Victoria Mayor Lisa Helps is defending a council decision to have parks staff grow vegetable seedlings for those in need during the COVID-19 outbreak.
Helps said Monday that people have raised concerns that the program will compete directly with local nurseries and plant stores, but she says that’s not the case.
“The plant starts that the city distributes through the community centre network and the Urban Food Table will go to people who don’t have money right now in their pockets to go to a local nursery and to buy vegetable starts,” she said.
“We want to support our local plant stores, our local nurseries. They are still in business and growing food is really important at this time. So there is no competition.”
City council voted last week to expand Victoria’s Growing in the City program and temporarily reassign some parks staff to grow food plants from seed in the municipal nursery and greenhouses.
Fewer hanging flower baskets will be produced as a result, but the city expects to generate 50,000 to 75,000 plant starts over the next four to six months.

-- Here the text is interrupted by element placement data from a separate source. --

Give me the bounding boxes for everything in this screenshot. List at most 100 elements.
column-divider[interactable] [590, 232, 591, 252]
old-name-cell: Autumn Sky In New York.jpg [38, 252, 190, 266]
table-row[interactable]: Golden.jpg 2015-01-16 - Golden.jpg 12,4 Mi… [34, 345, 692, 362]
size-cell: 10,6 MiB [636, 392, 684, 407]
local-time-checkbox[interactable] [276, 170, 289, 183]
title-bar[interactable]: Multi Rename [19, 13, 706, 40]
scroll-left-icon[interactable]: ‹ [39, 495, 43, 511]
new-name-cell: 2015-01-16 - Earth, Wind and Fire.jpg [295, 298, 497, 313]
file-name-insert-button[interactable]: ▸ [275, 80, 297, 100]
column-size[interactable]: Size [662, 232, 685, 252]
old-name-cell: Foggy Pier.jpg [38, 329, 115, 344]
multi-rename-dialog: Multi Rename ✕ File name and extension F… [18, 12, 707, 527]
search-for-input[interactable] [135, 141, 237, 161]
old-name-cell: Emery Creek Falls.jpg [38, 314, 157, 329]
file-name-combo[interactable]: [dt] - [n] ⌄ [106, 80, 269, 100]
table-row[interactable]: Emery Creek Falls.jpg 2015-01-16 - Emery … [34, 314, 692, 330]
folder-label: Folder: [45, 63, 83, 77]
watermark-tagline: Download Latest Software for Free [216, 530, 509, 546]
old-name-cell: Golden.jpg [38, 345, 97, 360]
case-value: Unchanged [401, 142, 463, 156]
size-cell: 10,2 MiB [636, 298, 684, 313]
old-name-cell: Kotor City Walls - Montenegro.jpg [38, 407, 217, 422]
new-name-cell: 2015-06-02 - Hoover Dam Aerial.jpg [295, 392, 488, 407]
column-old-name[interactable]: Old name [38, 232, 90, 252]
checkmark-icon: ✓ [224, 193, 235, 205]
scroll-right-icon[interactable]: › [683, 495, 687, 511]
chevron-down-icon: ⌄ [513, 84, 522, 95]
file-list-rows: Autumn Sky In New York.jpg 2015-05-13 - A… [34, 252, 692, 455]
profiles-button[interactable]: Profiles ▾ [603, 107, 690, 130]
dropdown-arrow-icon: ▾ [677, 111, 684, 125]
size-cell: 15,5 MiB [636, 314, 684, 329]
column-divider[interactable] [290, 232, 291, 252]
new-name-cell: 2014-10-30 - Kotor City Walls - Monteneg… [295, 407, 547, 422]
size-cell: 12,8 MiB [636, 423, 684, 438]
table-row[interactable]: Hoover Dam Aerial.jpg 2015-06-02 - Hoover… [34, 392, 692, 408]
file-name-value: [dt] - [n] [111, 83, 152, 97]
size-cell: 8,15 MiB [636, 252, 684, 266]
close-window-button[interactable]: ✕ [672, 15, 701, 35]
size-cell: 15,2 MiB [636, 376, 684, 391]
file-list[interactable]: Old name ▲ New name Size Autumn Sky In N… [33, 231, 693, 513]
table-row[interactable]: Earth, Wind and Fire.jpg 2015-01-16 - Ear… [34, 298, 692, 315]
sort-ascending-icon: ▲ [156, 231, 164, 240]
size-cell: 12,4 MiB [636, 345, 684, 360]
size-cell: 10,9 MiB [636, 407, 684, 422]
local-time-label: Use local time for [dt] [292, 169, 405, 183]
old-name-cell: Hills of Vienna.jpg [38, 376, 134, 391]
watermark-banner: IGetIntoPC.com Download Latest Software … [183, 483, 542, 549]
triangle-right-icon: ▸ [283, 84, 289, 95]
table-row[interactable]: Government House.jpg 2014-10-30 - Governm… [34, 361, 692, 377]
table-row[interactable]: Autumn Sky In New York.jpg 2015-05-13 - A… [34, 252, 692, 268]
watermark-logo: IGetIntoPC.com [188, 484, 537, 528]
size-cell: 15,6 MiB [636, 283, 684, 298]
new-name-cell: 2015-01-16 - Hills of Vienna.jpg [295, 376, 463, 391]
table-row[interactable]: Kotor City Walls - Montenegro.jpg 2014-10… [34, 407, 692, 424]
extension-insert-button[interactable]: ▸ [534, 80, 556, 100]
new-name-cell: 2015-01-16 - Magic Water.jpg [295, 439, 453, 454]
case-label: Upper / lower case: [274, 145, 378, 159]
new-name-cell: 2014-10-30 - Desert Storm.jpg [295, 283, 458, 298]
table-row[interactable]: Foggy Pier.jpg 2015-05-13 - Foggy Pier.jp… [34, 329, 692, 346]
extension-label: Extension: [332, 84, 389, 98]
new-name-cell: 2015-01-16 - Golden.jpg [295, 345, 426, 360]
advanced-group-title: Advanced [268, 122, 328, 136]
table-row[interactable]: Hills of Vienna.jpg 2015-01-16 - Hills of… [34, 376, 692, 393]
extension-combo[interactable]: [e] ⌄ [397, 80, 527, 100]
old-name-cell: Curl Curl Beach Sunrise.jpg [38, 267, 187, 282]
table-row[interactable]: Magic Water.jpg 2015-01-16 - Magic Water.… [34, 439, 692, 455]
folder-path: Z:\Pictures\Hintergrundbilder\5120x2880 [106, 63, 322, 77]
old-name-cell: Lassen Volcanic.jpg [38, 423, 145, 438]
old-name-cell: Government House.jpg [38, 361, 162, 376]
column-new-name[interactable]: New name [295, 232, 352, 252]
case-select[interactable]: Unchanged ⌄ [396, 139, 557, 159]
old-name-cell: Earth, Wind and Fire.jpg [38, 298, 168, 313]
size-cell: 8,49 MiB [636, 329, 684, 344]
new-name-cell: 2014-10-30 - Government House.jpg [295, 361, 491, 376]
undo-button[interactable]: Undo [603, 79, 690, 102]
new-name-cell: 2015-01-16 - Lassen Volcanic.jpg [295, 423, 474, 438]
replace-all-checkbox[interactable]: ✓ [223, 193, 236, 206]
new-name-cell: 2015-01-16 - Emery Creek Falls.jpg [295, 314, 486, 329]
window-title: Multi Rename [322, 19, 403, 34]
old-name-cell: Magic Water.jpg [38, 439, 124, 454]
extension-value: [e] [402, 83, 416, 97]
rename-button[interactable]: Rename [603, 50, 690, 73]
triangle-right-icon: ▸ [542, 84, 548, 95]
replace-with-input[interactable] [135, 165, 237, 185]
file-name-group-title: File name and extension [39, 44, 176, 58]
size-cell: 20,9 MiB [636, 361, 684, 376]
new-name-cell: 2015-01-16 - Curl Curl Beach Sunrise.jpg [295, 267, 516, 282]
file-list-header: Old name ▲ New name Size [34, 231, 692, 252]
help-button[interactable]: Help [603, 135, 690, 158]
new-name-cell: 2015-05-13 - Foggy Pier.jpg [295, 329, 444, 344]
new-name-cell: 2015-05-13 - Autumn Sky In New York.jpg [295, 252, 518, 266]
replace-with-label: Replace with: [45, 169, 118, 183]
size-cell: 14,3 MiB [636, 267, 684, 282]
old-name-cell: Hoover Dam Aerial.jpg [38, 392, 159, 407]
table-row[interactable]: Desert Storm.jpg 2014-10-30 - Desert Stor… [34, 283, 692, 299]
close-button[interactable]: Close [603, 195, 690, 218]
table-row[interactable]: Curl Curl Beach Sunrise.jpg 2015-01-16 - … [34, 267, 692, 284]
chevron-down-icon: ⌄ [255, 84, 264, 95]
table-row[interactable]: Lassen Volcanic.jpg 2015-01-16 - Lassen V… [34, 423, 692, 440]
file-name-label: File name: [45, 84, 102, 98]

Coun. Geoff Young voted against the motion, brought forward by councillors Ben Isitt and Jeremy Loveday.
Young argued that it was not the time for the city to be embarking on a significant new program that will have minimal impact on the city’s food supply.
“In the long term, I guess the question is, are we going to repurpose our city staff to be farmers,” he said. “And I think the answer is no, for a whole lot of reasons. Our capital equipment, our land availability, our staffing, is all focused on our current ornamental plant objectives and not on producing food.”
Helps, however, said that “extraordinary times call for extraordinary measures” and noted that the city is looking at all the ways it can help residents during the pandemic.
She added that program is in keeping with the city’s history of using its resources to help those in need during difficult periods.
“In the Great Depression, city park staff grew thousands of pounds of potatoes in Beacon Hill Park and donated them to the orphanage and the Old Men’s Home and the Old Women’s Home — that’s what they were called in those days,” she said Monday.
“And then, during the Second World War, city staff through council direction, also participated in the Victory gardening program. So this isn’t new. This isn’t an idea that we came up with on our own.”
Helps said the city realizes that grocery stores are well stocked at present.
“But we also don’t know how long this pandemic is going to go on,” she said. “And so by asking our parks staff to grow plant starts this year for people who aren’t able to purchase them otherwise, it’s one small thing that we can do with our resources to help provide relief to those who need it.”